Last week, I published a portion of my interview with MoveOn.org president Justin Ruben, where he singled-out Virginia Sen. Mark Warner for what he called "shameful" votes on gun legislation.
Ruben also talked about the difference between the two party's primary electorates and the third rail issue of Social Security. Then there's what he wouldn't say about Hillary Clinton that was of note.
Here's the rest of the conversation:
Catanese: Do you think the gun control vote will be a litmus test vote for all candidates going forward?
Ruben: Our members are absolutely appalled at the vote in the Senate and the fact that even after the horrific violence in Newtown, that the most common sense reforms are beyond the reach of the Senate due to the cowardice of too many U.S. Senators and the influence of the gun lobby. Our members are beyond livid. [They're] sad, angry, frustrated and outraged across the country.
Catanese: Do you feel the same way about that [Sen. Warner] is willing to cooperate with the president on entitlement cuts, particularly Social Security?
Ruben: Yeah, I mean, more broadly, I think that debate is still playing out. I think our members are super passionate about protecting Social Security. There's been a ton of grassroot progressive energy on it. I think this is in particular an issue, where the politicians in Washington are in a little bit of a bubble, a serious bubble, if they think that voters don't care that they're going to cut Social Security. Any Democrat who is voting to cut Social Security benefits is probably kissing his or her presidential aspirations goodbye.
Catanese: So you think Social Security cuts and gun control legislation will still be resonant issues come 2015-2016?
Ruben: I think so. I tend to stay away from prognostication . . . but we've seen on the right how the right-wing base, some of these key votes have resonance for years. The vote for Obamacare, right. When people at the grassroots are passionate about something, the impact of a single vote can resonate for a long time. And it certainly seems like people are just sort of stunned that after Newtown, the NRA still has a lock on our national politics.
Catanese: You mention these votes still resonate on the right, one vote. The right obviously has tons of primaries. Is there a reason it's not the same on the left, just looking back at cycles. There doesn't seem like there's much of a challenge from the left to the establishment, in many of these House or Senate races. Is that a different mindset or approach as far as tactics, as far as not going after the establishment Dems as much as the right goes after the establishment Republicans?
Ruben: There are definitely different dynamics in the Democratic and Republican primary electorate. One of those dynamics is, from the polling I've seen, the Republican primary electorate, those folks really can't stand politicians.
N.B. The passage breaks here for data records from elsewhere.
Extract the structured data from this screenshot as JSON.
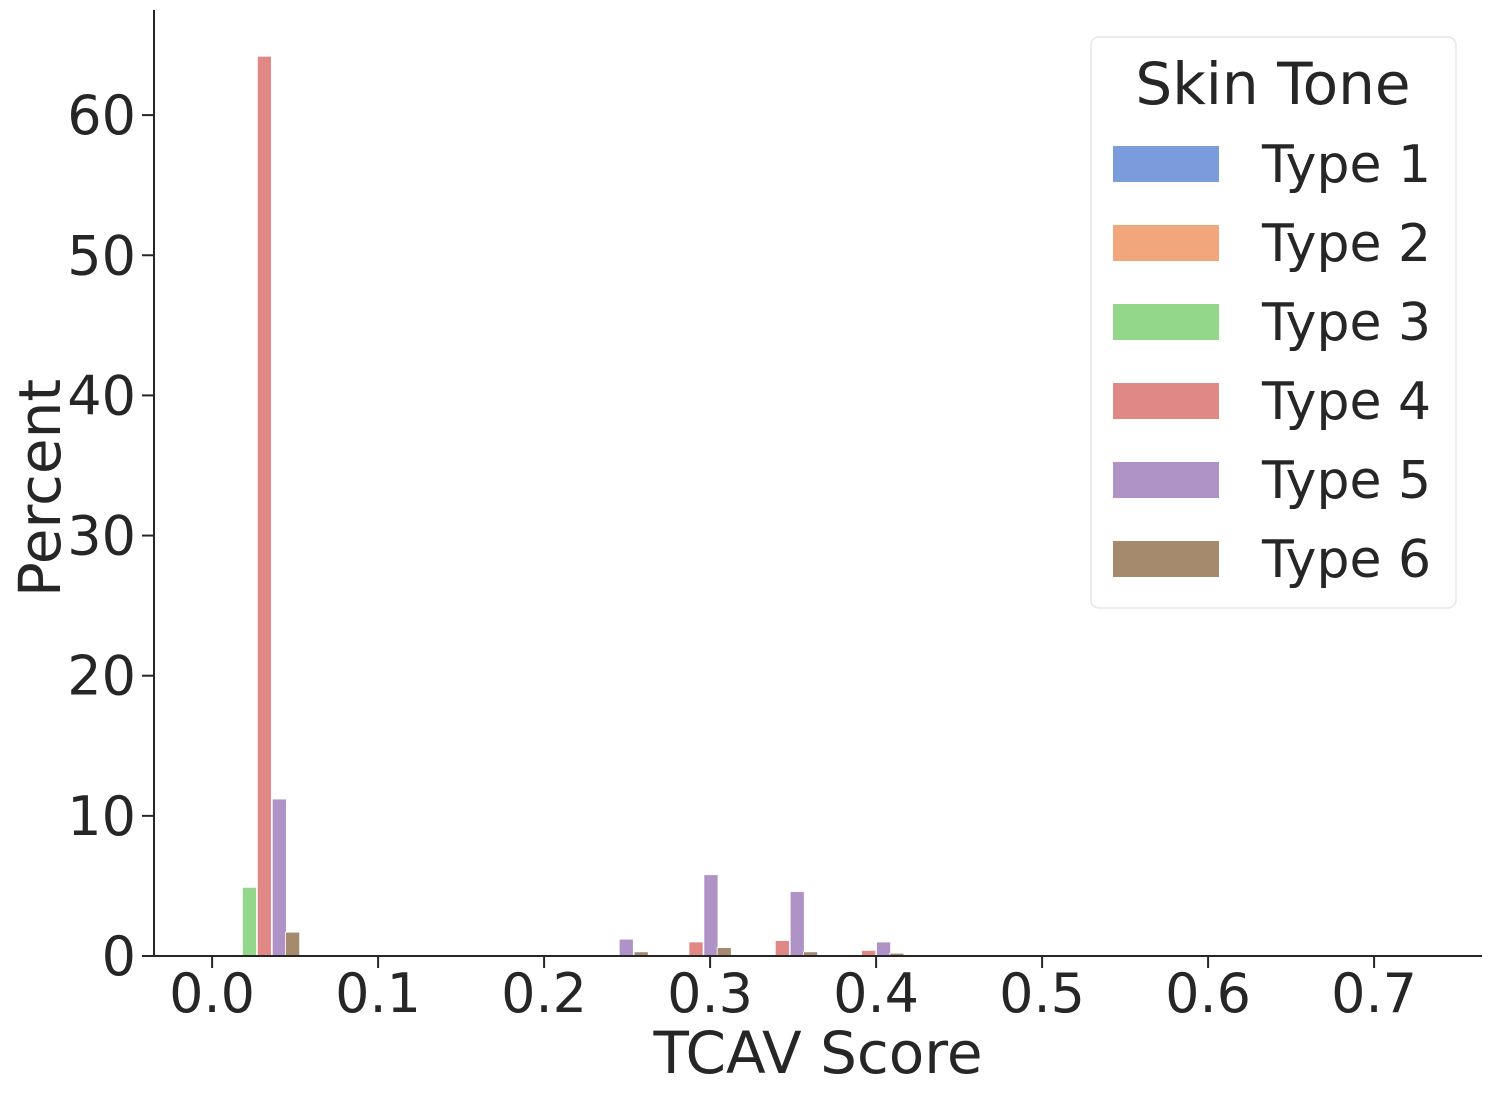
{
  "chart_data": {
    "type": "bar",
    "title": "",
    "xlabel": "TCAV Score",
    "ylabel": "Percent",
    "xlim": [
      -0.035,
      0.765
    ],
    "ylim": [
      0,
      67.5
    ],
    "xticks": [
      "0.0",
      "0.1",
      "0.2",
      "0.3",
      "0.4",
      "0.5",
      "0.6",
      "0.7"
    ],
    "xtick_values": [
      0.0,
      0.1,
      0.2,
      0.3,
      0.4,
      0.5,
      0.6,
      0.7
    ],
    "yticks": [
      "0",
      "10",
      "20",
      "30",
      "40",
      "50",
      "60"
    ],
    "ytick_values": [
      0,
      10,
      20,
      30,
      40,
      50,
      60
    ],
    "grid": false,
    "bar_width": 0.0085,
    "legend": {
      "title": "Skin Tone",
      "placement": "top-right"
    },
    "series": [
      {
        "name": "Type 1",
        "color": "#7a9cdd",
        "points": []
      },
      {
        "name": "Type 2",
        "color": "#f2a67b",
        "points": []
      },
      {
        "name": "Type 3",
        "color": "#93d78b",
        "points": [
          {
            "x": 0.0225,
            "y": 4.9
          }
        ]
      },
      {
        "name": "Type 4",
        "color": "#e08886",
        "points": [
          {
            "x": 0.0315,
            "y": 64.2
          },
          {
            "x": 0.2915,
            "y": 1.0
          },
          {
            "x": 0.3435,
            "y": 1.1
          },
          {
            "x": 0.3955,
            "y": 0.4
          }
        ]
      },
      {
        "name": "Type 5",
        "color": "#b093c6",
        "points": [
          {
            "x": 0.0405,
            "y": 11.2
          },
          {
            "x": 0.2495,
            "y": 1.2
          },
          {
            "x": 0.3005,
            "y": 5.8
          },
          {
            "x": 0.3525,
            "y": 4.6
          },
          {
            "x": 0.4045,
            "y": 1.0
          }
        ]
      },
      {
        "name": "Type 6",
        "color": "#a58a6d",
        "points": [
          {
            "x": 0.0485,
            "y": 1.7
          },
          {
            "x": 0.2585,
            "y": 0.3
          },
          {
            "x": 0.3085,
            "y": 0.6
          },
          {
            "x": 0.3605,
            "y": 0.3
          },
          {
            "x": 0.4125,
            "y": 0.2
          }
        ]
      }
    ]
  }
}
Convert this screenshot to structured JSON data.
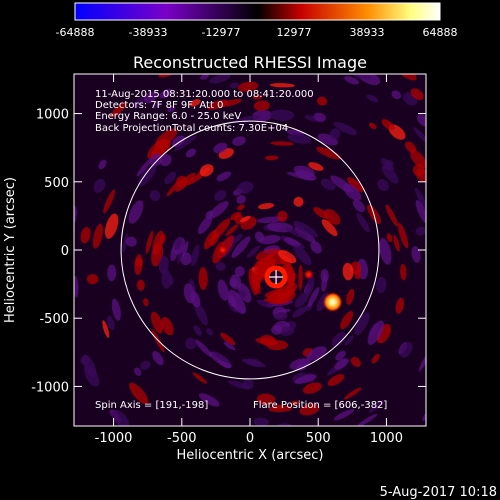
{
  "chart_data": {
    "type": "heatmap",
    "title": "Reconstructed RHESSI Image",
    "xlabel": "Heliocentric X (arcsec)",
    "ylabel": "Heliocentric Y (arcsec)",
    "xlim": [
      -1290,
      1290
    ],
    "ylim": [
      -1290,
      1290
    ],
    "x_ticks": [
      "-1000",
      "-500",
      "0",
      "500",
      "1000"
    ],
    "y_ticks": [
      "-1000",
      "-500",
      "0",
      "500",
      "1000"
    ],
    "colorbar": {
      "range": [
        -64888,
        64888
      ],
      "tick_labels": [
        "-64888",
        "-38933",
        "-12977",
        "12977",
        "38933",
        "64888"
      ],
      "colors": [
        "#0000ff",
        "#7a00c8",
        "#000000",
        "#c80000",
        "#ff8c00",
        "#ffff80",
        "#ffffff"
      ]
    },
    "solar_limb": {
      "center": [
        0,
        0
      ],
      "radius_arcsec": 945
    },
    "sources": [
      {
        "x": 606,
        "y": -382,
        "level": "brightest"
      },
      {
        "x": 191,
        "y": -198,
        "level": "bright ring"
      }
    ],
    "annotations": {
      "time_range": "11-Aug-2015 08:31:20.000 to 08:41:20.000",
      "detectors": "Detectors: 7F 8F 9F, Att 0",
      "energy": "Energy Range: 6.0 - 25.0 keV",
      "method": "Back Projection",
      "counts": "Total counts: 7.30E+04",
      "spin_axis": "Spin Axis = [191,-198]",
      "flare_position": "Flare Position = [606,-382]"
    },
    "footer_date": "5-Aug-2017 10:18"
  }
}
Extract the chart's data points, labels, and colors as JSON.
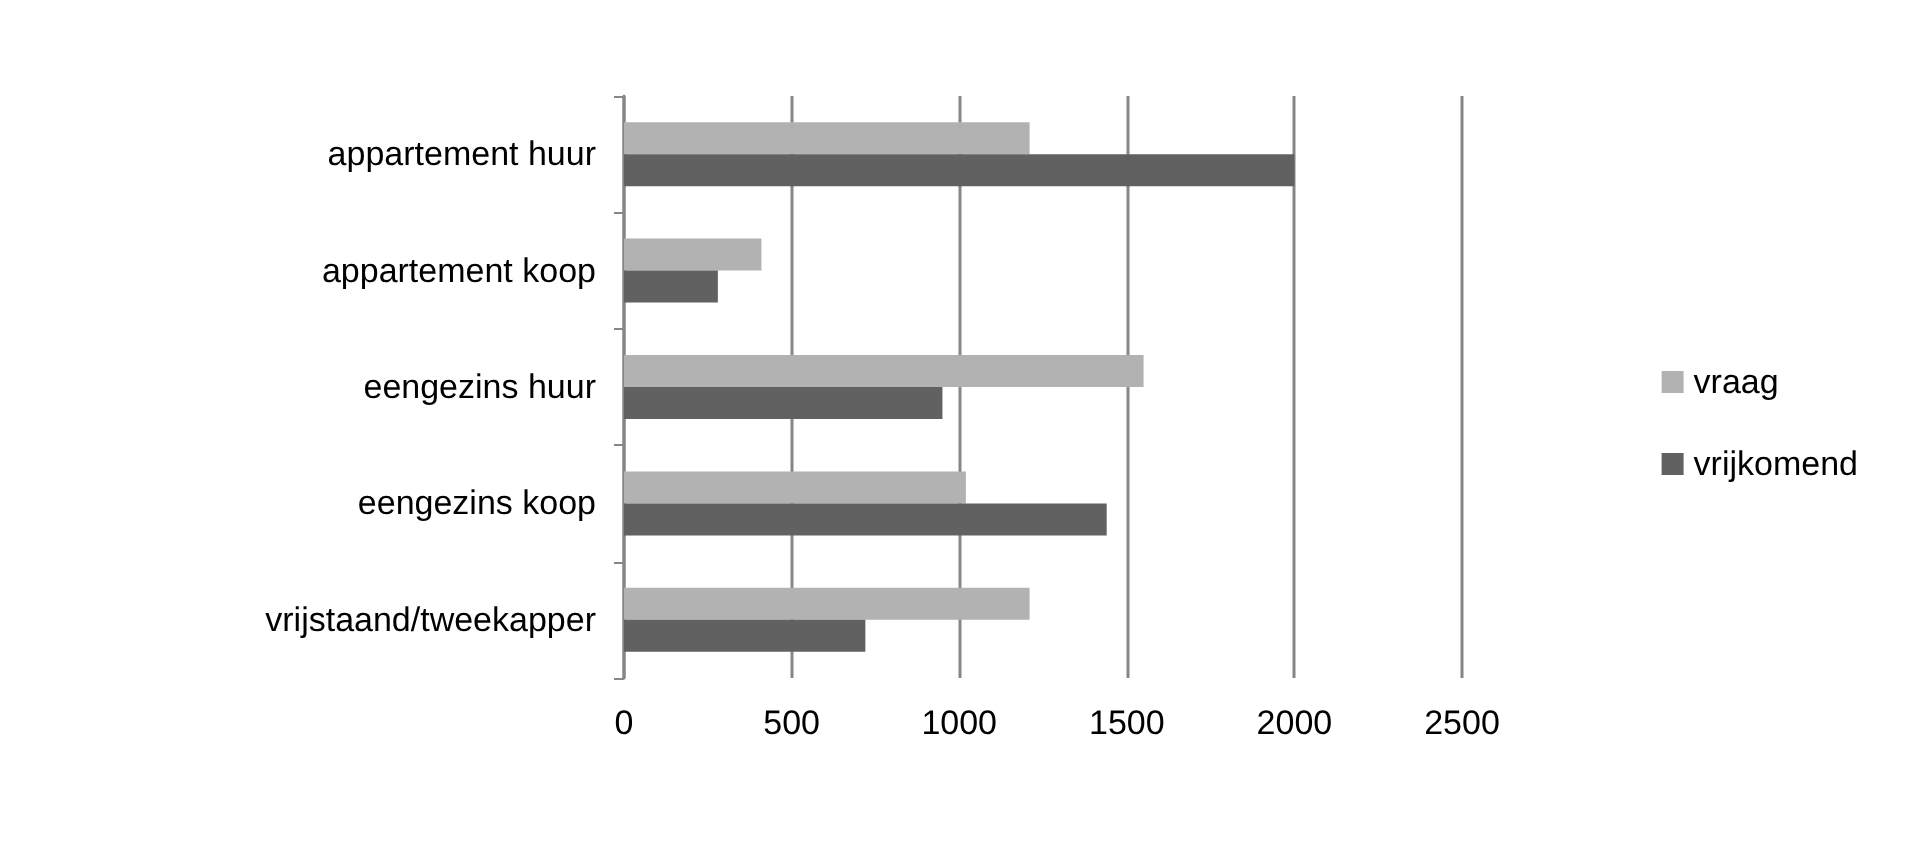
{
  "chart_data": {
    "type": "bar",
    "orientation": "horizontal",
    "categories": [
      "appartement huur",
      "appartement koop",
      "eengezins huur",
      "eengezins koop",
      "vrijstaand/tweekapper"
    ],
    "series": [
      {
        "name": "vraag",
        "color": "#b2b2b2",
        "values": [
          1210,
          410,
          1550,
          1020,
          1210
        ]
      },
      {
        "name": "vrijkomend",
        "color": "#616161",
        "values": [
          2000,
          280,
          950,
          1440,
          720
        ]
      }
    ],
    "xlim": [
      0,
      2500
    ],
    "xticks": [
      0,
      500,
      1000,
      1500,
      2000,
      2500
    ],
    "grid": "x",
    "legend": "right"
  }
}
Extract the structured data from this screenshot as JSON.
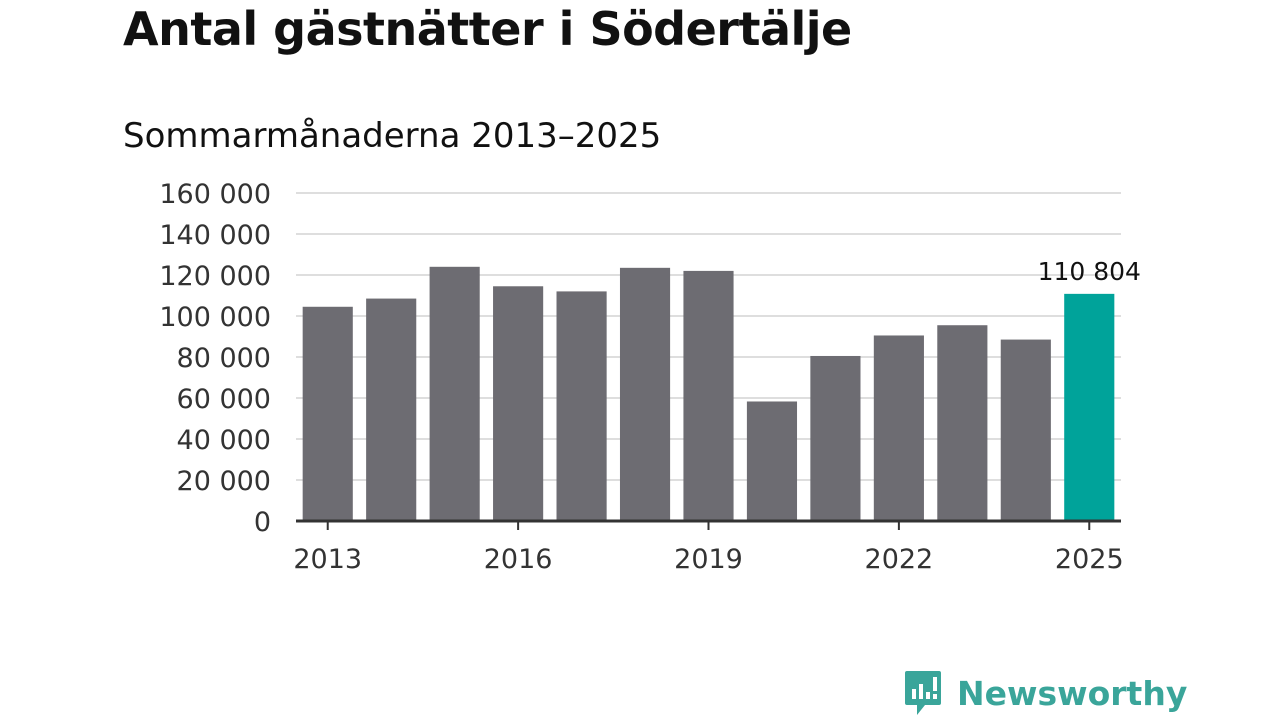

There are primaries where a house plant could win, at least have a decent shot, if it wasn't from Washington. They made the primaries more volatile. That being said, levels of disgust with Washington across the board are reaching basically unheard of heights right now. I think as that disgust with Washington reaches kind of stratospheric heights, it seems perfectly plausible to imagine the Democratic primary electorate might start acting like the Republican primary electorate.
Catanese: I was curious what you made of some of the other progressive groups the other day, that PCCC (Progressive Change Campaign Committee) and DFA (Democracy for America) praised Elizabeth Warren, saying she would make a good alternative, if Hillary Clinton doesn't come out against Social Security cuts. You wouldn't go that far?
Ruben: We're not speaking out on individual candidates, just because our members haven't weighed in. We have a process for that. What I will say about Elizabeth Warren is she's proving to be a real fighter and our members raised a million dollars to support her candidacy and that's what they were hoping for. And so, people are excited to see somebody who promises to go to Washington and take up the fight and actually does it.
Catanese: And what do you think about Hillary Clinton's record.
Ruben: I don't want to comment on that. We have a long history. We worked with Sen. Clinton on tons of stuff, going all the way back to our founding, impeachment.
Catanese: But do you think she's a progressive?
Ruben: Yeah, I think I don't want to be drawn in to sort of pronouncing on different people because I'll end up outside the mandate that I have from our members.
Catanese: But the hesitancy is, you'll let your members weigh in first before you start speaking more specifically?
Ruben: That's our plan. We might advocate one way or another with candidates on particular issues but pronouncing 'Is this person a progressive?' I'm trying to be careful about that. That gets into tipping our hat one way or another. That's something I definitely don't want to do until our members have had a chance to weigh in.